About that goal of Net Zero by 2050, the holy grail of John Kerry and the Climate freaks.
A couple of recent reports from the utility industry are, to say the least, extremely skeptical.
In September, the Electric Power Research Institute, the research arm of the U.S. electric utility industry, released a report titled Net-Zero 2050 U.S. Economy Wide Deep Decarbonization Scenario Analysis.
The EPRI report concludes that the utility industry cannot attain net zero. This study shows that clean electricity plus direct electrification and efficiency . . . are not sufficient by themselves to achieve net-zero economy-wide emissions.
In other words, no amount of wind turbines, solar panels, hydropower, nuclear power, battery power, electrification of fossil fuel technologies or energy efficiency technologies will get us to net zero by 2050.

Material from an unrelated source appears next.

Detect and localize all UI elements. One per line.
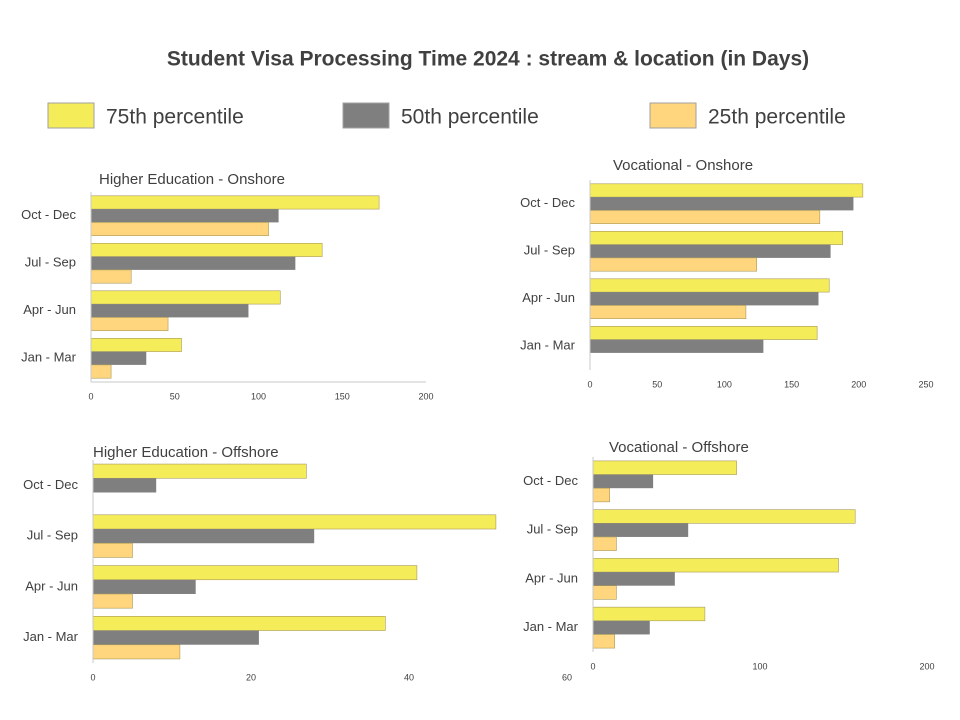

The other recent report is 2022 Long-Term Reliability Assessment from the North American Electric Reliability Corp., a government certified grid reliability and standard-setting group. NERC concluded that fossil-fuel plants are being removed from the grid too fast to meet continuing electricity demand, and that is putting most of the country at risk of grid failure and blackouts during extreme weather.
The U.S. just got another taste of this during the Christmas electric-grid emergency.
So there you have it: We are dangerously dismantling our electric grid while burdening it with more demand in hope of attaining the goal of net zero by 2050, which the utility industry has admitted is a fantasy.